A further effort towards Vitebsk began on December 19. In this assault, the 306th was in second echelon of its Corps, behind 179th and 270th Rifle Divisions. By the end of the day the enemy had been driven back up to 3 km on an 8 km front, and the next day the division was committed into this breach, and made a further advance of up to 2 km in heavy fighting, but German reserves again intervened, and although the Soviet forces managed to reach the road between Vitebsk and Surazh on a 10 km sector before December 23, the offensive had to be once again shut down. Yet another assault began on that date. In this, 91st Corps acted in a supporting role to 39th and 33rd Armies by once again attacking the 14th Infantry's positions. The 306th was in the first echelon alongside the 270th in a sector between Kovalie and Piatiletna, backed by the 179th, the remaining vehicles of two tank brigades, and a motorized infantry brigade. The attack penetrated to within 2 km south of the Vitebsk-Surazh road, and along with advances on other sectors forced the German LIII Army Corps to withdraw to new defenses even closer to Vitebsk.

===Operation Bagration===
In February 1944, the division was reassigned to 1st Rifle Corps, and it was in this Corps at the start of Operation Bagration. Following a very heavy artillery barrage lasting 20 minutes at dawn on June 22, assault companies of the division, in concert with those of six other divisions, attacked the positions of the German 252nd Infantry Division and Corps Detachment D on a 20 km front, breaking through to the second defense line by noon. By evening an armored group supported by the 306th and two other rifle divisions had crossed the Obol River and were pushing southwest towards the Vitebsk – Polotsk rail line, having advanced 7 km during the day. The following day the division assisted in the envelopment of Corps Detachment D's positions in Shumilino and forced a crossing of the Dvina River by evening. From here, 1st Rifle Corps was ordered westward, and reached Beshenkovichi by the end of June 25. By the 27th it had reached Lepel, against scattered German resistance.

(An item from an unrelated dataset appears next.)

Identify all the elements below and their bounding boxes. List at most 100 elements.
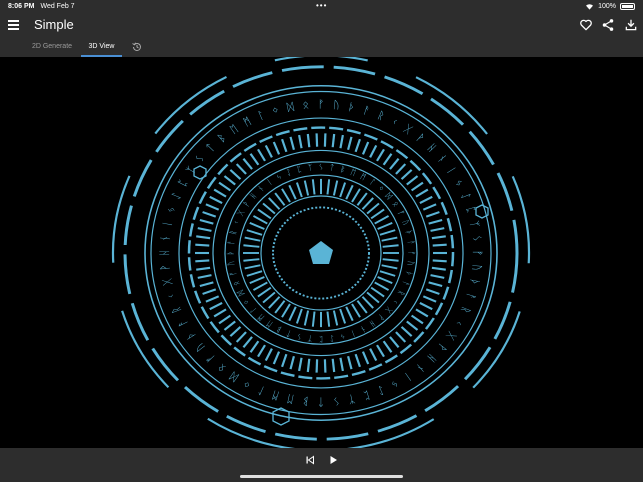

Along with its Army, in the following months the 306th advanced into the "Baltic Gap" between Army Groups North and Center, driving towards Riga and the Baltic coast and trapping the remains of Army Group North in the Courland Pocket. In November it was moved, with its Corps, briefly into 2nd Guards Army, then to the 4th Shock Army, then again to the 51st Army. 51st Army was reassigned to the 2nd Baltic Front in February 1945, but in March and for the duration the division was in the 1st Shock Army of the Courland Group. The men and women of the 306th Rifle Division ended the war with the official title of 306th Rifle, Ribshevo, Order of the Red Banner Division. (Russian: 306-я стрелковая Рибшевская Краснознамённая дивизия.)

== Postwar ==
The army moved to Turkestan with the 1st Rifle Corps. It was stationed at Samarkand and disbanded around 30 October 1945, when the corps included a different rifle division and a rifle brigade instead of the 306th Division.